Bölüm 16.1

72 12 22
                                    

  Biliyorum bu kez çok uzun bir ara verdim ancak gerçekten buraya girmeye dahi vakit bulamadığım dönemler oldu. Kitabın başına eskisi kadar oturamadığımı fark ettim. Eskisi kadar hevesim yok gibi hissediyorum. 

  Kitap sevilmedi gibi bir his var içimde. O yüzden bu kez sizden oy ya da yorum istemeyeceğim. Eminim siz layık görürseniz verirsiniz zaten. 

  Karşılıklı oy kovalamak, yorumlara girip kitap tanıtımları yapmak falan pek bana göre bir iş değil, bunlar için fazla büyüğüm sanırım. Kitabımın güzelliğine, yaratıcılığıma, kitabımın anlatım diline, yazım kurallarına uyumuma güveniyorum. Wattpad gibi bir ortamın her zaman kitaplar için doğru bir turnusol olmadığının da farkındayım. O nedenle artık kendim için yazacağım ve yayınlayacağım, dönüş alırsam hevesim artar ancak beklentiye girmeyeceğim. 

Keyifli okumalar :)

BÖLÜM 16-Part 1

Doğa'nın uykusuzluktan gözaltları şişmiş, gözleri çökmüştü. Küçük cadı son günlerde biraz huysuz davranıyordu. Kucağımda mışıl mışıl uyuyan küçücük surata baktım.

-Beni delirtmesine ramak kaldı, dedi Doğa alçak sesle. "Sadece kucakta uyuyor. Hatta sadece benim kucağımda uyuyor. Günlerdir bir de ilk kez senin kucağında böyle uyudu."

-Teyzesini özledi sadece annesi, tamamen özlemden, dedim küçük elini parmağımla okşarken.

-Geceleri asla uyumuyor, sürekli ağlıyor. Hatta bazen öylesine ağlıyor ki nefesi kesiliyor, morarıyor. Ödüm kopuyor. Doktora da gittik, hiçbir şeyi yok. Neden böylesine huysuzlanıyor anlamıyorum, derken neredeyse ağlayacak gibi görünüyordu.

-Bir sorun yoksa neden o kadar ağlıyor ki acaba?

Dudaklarımı büzerek kucağımda huzurla uyuyan Gökşin'e baktım. Huzur içinde mışıl mışıl uyuyordu.

-Sen nasılsın peki?

Doğa orta parmaklarıyla şakaklarını ovdu ve konuşmaya başladı:

-Felaket, dedi gülerek. "O uyumadıkça mecburen bende uyuyamıyorum.
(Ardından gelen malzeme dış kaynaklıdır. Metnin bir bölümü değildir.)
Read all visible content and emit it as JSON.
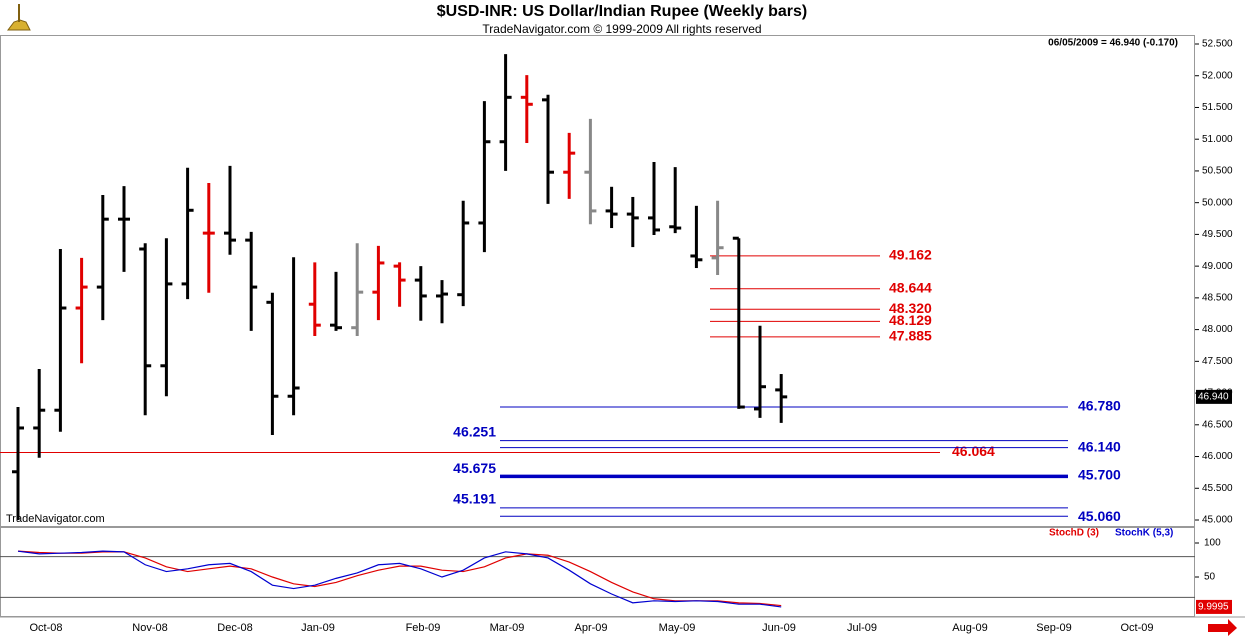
{
  "chart_data": {
    "type": "ohlc",
    "title": "$USD-INR:  US Dollar/Indian Rupee  (Weekly bars)",
    "subtitle": "TradeNavigator.com © 1999-2009 All rights reserved",
    "info": "06/05/2009 = 46.940 (-0.170)",
    "watermark": "TradeNavigator.com",
    "xticks": [
      "Oct-08",
      "Nov-08",
      "Dec-08",
      "Jan-09",
      "Feb-09",
      "Mar-09",
      "Apr-09",
      "May-09",
      "Jun-09",
      "Jul-09",
      "Aug-09",
      "Sep-09",
      "Oct-09"
    ],
    "open": [
      45.76,
      46.45,
      46.73,
      48.34,
      48.67,
      49.74,
      49.27,
      47.43,
      48.72,
      49.52,
      49.52,
      49.41,
      48.43,
      46.95,
      48.4,
      48.07,
      48.03,
      48.59,
      49.0,
      48.78,
      48.53,
      48.55,
      49.68,
      50.96,
      51.66,
      51.62,
      50.48,
      50.48,
      49.87,
      49.82,
      49.76,
      49.62,
      49.16,
      49.13,
      49.44,
      46.75,
      47.05
    ],
    "high": [
      46.78,
      47.38,
      49.27,
      49.13,
      50.12,
      50.26,
      49.36,
      49.44,
      50.55,
      50.31,
      50.58,
      49.54,
      48.58,
      49.14,
      49.06,
      48.91,
      49.36,
      49.32,
      49.06,
      49.0,
      48.78,
      50.03,
      51.6,
      52.34,
      52.01,
      51.7,
      51.1,
      51.32,
      50.25,
      50.09,
      50.64,
      50.56,
      49.95,
      50.03,
      49.44,
      48.06,
      47.3
    ],
    "low": [
      45.0,
      45.98,
      46.39,
      47.47,
      48.15,
      48.91,
      46.65,
      46.95,
      48.48,
      48.58,
      49.18,
      47.98,
      46.34,
      46.65,
      47.9,
      47.98,
      47.9,
      48.15,
      48.36,
      48.14,
      48.1,
      48.37,
      49.22,
      50.5,
      50.94,
      49.98,
      50.06,
      49.66,
      49.6,
      49.3,
      49.49,
      49.52,
      48.97,
      48.86,
      46.75,
      46.61,
      46.53
    ],
    "close": [
      46.45,
      46.73,
      48.34,
      48.67,
      49.74,
      49.74,
      47.43,
      48.72,
      49.88,
      49.52,
      49.41,
      48.67,
      46.95,
      47.08,
      48.07,
      48.03,
      48.59,
      49.05,
      48.78,
      48.53,
      48.56,
      49.68,
      50.96,
      51.66,
      51.55,
      50.48,
      50.78,
      49.87,
      49.82,
      49.76,
      49.57,
      49.6,
      49.1,
      49.29,
      46.78,
      47.1,
      46.94
    ],
    "bar_colors": [
      "#000",
      "#000",
      "#000",
      "#e00000",
      "#000",
      "#000",
      "#000",
      "#000",
      "#000",
      "#e00000",
      "#000",
      "#000",
      "#000",
      "#000",
      "#e00000",
      "#000",
      "#888",
      "#e00000",
      "#e00000",
      "#000",
      "#000",
      "#000",
      "#000",
      "#000",
      "#e00000",
      "#000",
      "#e00000",
      "#888",
      "#000",
      "#000",
      "#000",
      "#000",
      "#000",
      "#888",
      "#000",
      "#000",
      "#000"
    ],
    "ylim": [
      45,
      52.5
    ],
    "yticks": [
      {
        "value": 45,
        "label": "45.000"
      },
      {
        "value": 45.5,
        "label": "45.500"
      },
      {
        "value": 46,
        "label": "46.000"
      },
      {
        "value": 46.5,
        "label": "46.500"
      },
      {
        "value": 47,
        "label": "47.000"
      },
      {
        "value": 47.5,
        "label": "47.500"
      },
      {
        "value": 48,
        "label": "48.000"
      },
      {
        "value": 48.5,
        "label": "48.500"
      },
      {
        "value": 49,
        "label": "49.000"
      },
      {
        "value": 49.5,
        "label": "49.500"
      },
      {
        "value": 50,
        "label": "50.000"
      },
      {
        "value": 50.5,
        "label": "50.500"
      },
      {
        "value": 51,
        "label": "51.000"
      },
      {
        "value": 51.5,
        "label": "51.500"
      },
      {
        "value": 52,
        "label": "52.000"
      },
      {
        "value": 52.5,
        "label": "52.500"
      }
    ],
    "last_price": {
      "value": 46.94,
      "label": "46.940"
    },
    "levels": [
      {
        "value": 49.162,
        "label": "49.162",
        "color": "#e00000"
      },
      {
        "value": 48.644,
        "label": "48.644",
        "color": "#e00000"
      },
      {
        "value": 48.32,
        "label": "48.320",
        "color": "#e00000"
      },
      {
        "value": 48.129,
        "label": "48.129",
        "color": "#e00000"
      },
      {
        "value": 47.885,
        "label": "47.885",
        "color": "#e00000"
      },
      {
        "value": 46.064,
        "label": "46.064",
        "color": "#e00000"
      },
      {
        "value": 46.78,
        "label": "46.780",
        "color": "#0000c0"
      },
      {
        "value": 46.251,
        "label": "46.251",
        "color": "#0000c0"
      },
      {
        "value": 46.14,
        "label": "46.140",
        "color": "#0000c0"
      },
      {
        "value": 45.7,
        "label": "45.700",
        "color": "#0000c0"
      },
      {
        "value": 45.675,
        "label": "45.675",
        "color": "#0000c0"
      },
      {
        "value": 45.191,
        "label": "45.191",
        "color": "#0000c0"
      },
      {
        "value": 45.06,
        "label": "45.060",
        "color": "#0000c0"
      }
    ],
    "stochastic": {
      "y2lim": [
        0,
        100
      ],
      "y2ticks": [
        50,
        100
      ],
      "ref_lines": [
        20,
        80
      ],
      "last_label": "9.9995",
      "series": [
        {
          "name": "StochD (3)",
          "color": "#e00000",
          "values": [
            88,
            86,
            85,
            85,
            87,
            87,
            78,
            65,
            58,
            62,
            66,
            62,
            50,
            40,
            36,
            42,
            52,
            60,
            66,
            66,
            60,
            58,
            65,
            78,
            84,
            82,
            72,
            58,
            42,
            28,
            18,
            15,
            15,
            15,
            12,
            11,
            8
          ]
        },
        {
          "name": "StochK (5,3)",
          "color": "#0000d0",
          "values": [
            88,
            84,
            85,
            86,
            88,
            87,
            68,
            58,
            62,
            68,
            70,
            58,
            38,
            33,
            38,
            48,
            56,
            68,
            70,
            62,
            50,
            60,
            78,
            87,
            84,
            78,
            60,
            40,
            25,
            12,
            15,
            14,
            15,
            14,
            10,
            10,
            6
          ]
        }
      ]
    }
  }
}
Gündüz o uyudukça ufak ufak uyumaya çalışıyorum ancak gözümü kapadığım an uyanıyor ve tekrar ağlamaya başlıyor. Nedenini anlamadım ama bu durum beni çok yoruyor."

Doğa'nın gerçekten çok yorgun olduğu gözlerinden okunabiliyordu.

-Herhalde günlerdir ilk kez benim dışımda senin kucağında böylesine uzun uyudu, derken sesinde hem biraz hüzün hem de bıkkınlık seziliyordu.

Telefonumdan yükselen sesle telaşla gözlerimi açtım ve bebeği dikkatlice Doğa'nın kucağına bıraktıktan sonra telefonu elime alarak hızlıca balkona çıktım. Arayan Doruk'tu.

-Efendim Doruk?

-Nasılsın?

-İyiyim, Doğa'ya geldim. Bebekle ilgileniyordum, dedim balkon kapısından içeri doğru göz gezdirerek.

-Ya, nasıl bebekle anne?

-İkisi de perişan. Gökşin uyumuyormuş, bütün gece ağlıyormuş. O uyumayınca Doğa da uyuyamıyor. İkisi de çok yorgun. Ben biraz kucağımda salladım da Gökşin biraz uyudu şimdi. Ama Doğa mahvolmuş yorgunluktan, dedim üzgün bir sesle.

Doruk kısa bir süre sessiz kaldı ve sonra tane tane konuşmaya başladı:

-Deren, Gökşin ağlarken sanki nefesi kesilir gibi morarıyor mu?

Şaşkınlıkla kaşlarımı çattım. Niye böyle bir şey sormuştu ki şimdi?

-Evet, dedim tedirgin bir şekilde. "Ama sen neden bunu sordun ki şu an?"